Using USFM-TitleTag: \id when the id line contains more text than CODE

GoogleCodeExporter commented 8 years ago

The USFM manual states:

\id_<CODE>_(Name of file, Book name, Language, Last edited, Date etc.)
· File identification. 
· This is the initial USFM marker in any scripture text file. 
· CODE is normally the standard 3 letter UBS/SIL scripture book abbreviation. 

Some USFM files do have a lot of text after the <CODE> which makes it 
impractical to specifiy \id as the USFM-TitleTag.

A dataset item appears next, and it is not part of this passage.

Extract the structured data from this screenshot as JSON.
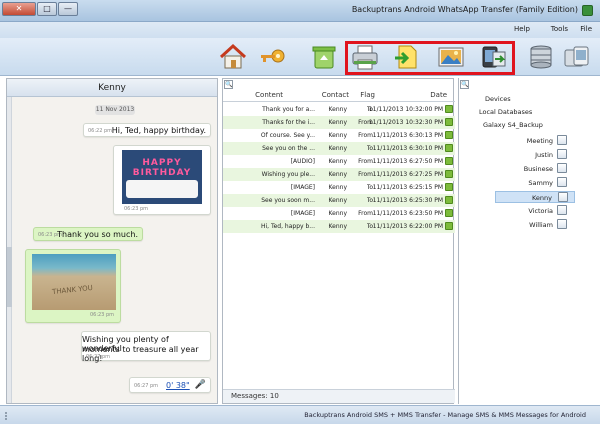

Example:
\id MAT 41MAT.WCL, Gobaith i Gymru — beibl.net, Arfon Jones, 19-X-2004

It should only be necessary to specify the 3 letter CODE as the Book: names, 
rather than the verbose contents of the identification line.

This ought to be tackled by improving the parsing of the USFM files by Go Bible 
Creator.

Original issue reported on code.google.com by DFH...@gmail.com on 29 Jun 2011 at 7:45

GoogleCodeExporter commented 8 years ago

I'm thinking of having

Book-Index-Id-Name: 40  MAT   Matthew

(tab-delimited if it makes you happy)

Of course, we could enumerate the books automatically if they already are in 
sequence and in order:

Book-Index-Id-Name: #   GEN   Genesis
Book-Index-Id-Name: #   EXO   Exodus
...

Original comment by daniel.s...@gmail.com on 14 Jul 2011 at 3:58

GoogleCodeExporter commented 8 years ago

Beware of book index numbers. Confusion reigns out there.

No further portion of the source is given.